Review: 'Finding Dory' is no trophy fish but it's a keeper

In Pixar’s hands, the ocean – equal parts danger and wonder – is a vast metaphor for the choppy waters of parenting. Cloistered coral reefs of home are surrounded by frightful drop-offs and strong currents that can sweep a little fish out to an immense sea. When the difference between survival and shark bait is flipper-thin, how much line do parents give before reeling in?

“Finding Dory,” a sequel to 2003’s “Finding Nemo,” shifts the tale from Nemo, the clownfish with a weak fin, to Dory, the blue tang with short term memory loss – or as the baby Dory seen early in the film says, “remembery loss.”

The adventures of both Dory and Nemo are born out of straying too far from anxious parents. The gulf of separation stretches wider and longer in “Finding Dory,” but it’s covered the same way: by pluckily overcoming genetic handicaps and trusting in the Pacific-sized love of family. In the Pixar brood, the sweetly sentimental “Finding” movies are the most ready-made for parent-kid bonding; they would would inspire countless father-son fishing trips if that didn’t mean hooking the movies’ heroes.

“Finding Dory” promotes the original’s daffy supporting character (so perfectly voiced by Ellen DeGeneres) to protagonist. But it’s not a simple switch in perspective: In seeing through her forgetful fisheyes, you realize how terrifyingly disorienting it is to be Dory. “Finding Dory” is “Memento” under the sea, with a much more chipper lead forever at pains to remember why and where she’s going.

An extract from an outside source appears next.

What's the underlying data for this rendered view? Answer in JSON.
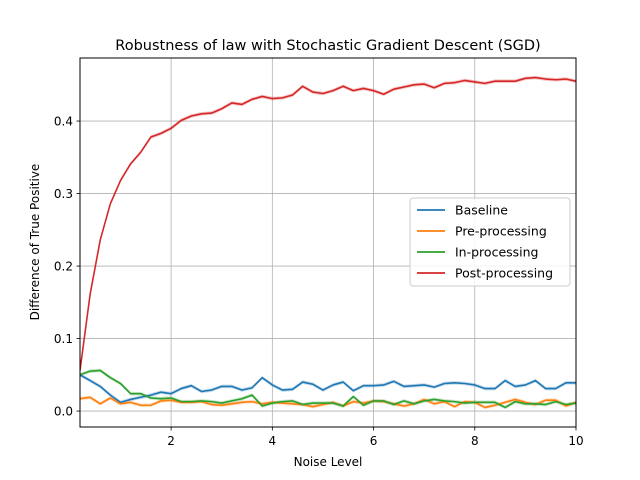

The film, directed by Andrew Stanton, picks up six months after “Finding Nemo.” Dory is living with Nemo (Hayden Rolence, replacing Alexander Gould) and Marlin (Albert Brooks), but she’s nagged by flickers of memory of her family.

A flashback of Dory’s childhood follows. Though it doesn’t reach the gentle poetry of the famous montage in “Up,” it movingly reveals Dory’s origins: a challenged fish whose parents (Eugene Levy and Diane Keaton) teach her mantras for coping (“Just keep swimming”), but are helpless when a current sucks her away. Dory grows up a lost and confused orphan.

Energized by clues of remembrance, Dory, Nemo and a reluctant Marlin travel from Australia to California, where her search leads to the Marine Life Institute.

So much of the dazzle of “Finding Nemo” was the colorful richness of its aquatic life: sharks in recovery, pelicans interested in dentistry, Willem Dafoe’s battle-scarred striped fish. So why, with oceans to explore, does “Finding Dory” cling so closely to the shore?

The trip across the Pacific goes in a flash. The action takes place almost entirely jumping between tanks at the institute (subbed in by Pixar for an originally planned SeaWorld-like location) and in a number of less exotic (and less creative) scampers on land.

The sidekick here is a sullen seven-legged octopus named Hank (Ed O’Neill), who helps Dory navigate the complex to facilitate his own escape. But the movie’s high point unquestionably belongs to the pair of British sea lions (Idris Elba and Dominic West, “Wire” veterans reunited) who bark at any creature that dares approach their sunning rock.

“Finding Dory,” bright and clever like most all Pixar releases, has the animation studio’s familiar blend of wit, heart and visual detail. But it’s missing its own magic. Like Dory’s questions, it feels a bit like a repeat. It’s certainly no “Cars 2” (Pixar’s low point), but neither does it approach the glory of “Toy Story 2.”

Pleasant as it is, if “Finding Dory” feels a little disappointing, it’s partly because the appetizer upstages the main course. “Piper,” Alan Barillaro’s six-minute short that precedes the film, is about a baby sandpiper learning to feed, scampering in and out of the surf. The photorealistic imagery may be the best yet for Pixar. In the 13 years from “Finding Nemo” to last year’s clunky but gorgeously animated “The Good Dinosaur,” Pixar – all the while making us tear up – has effectively mastered water.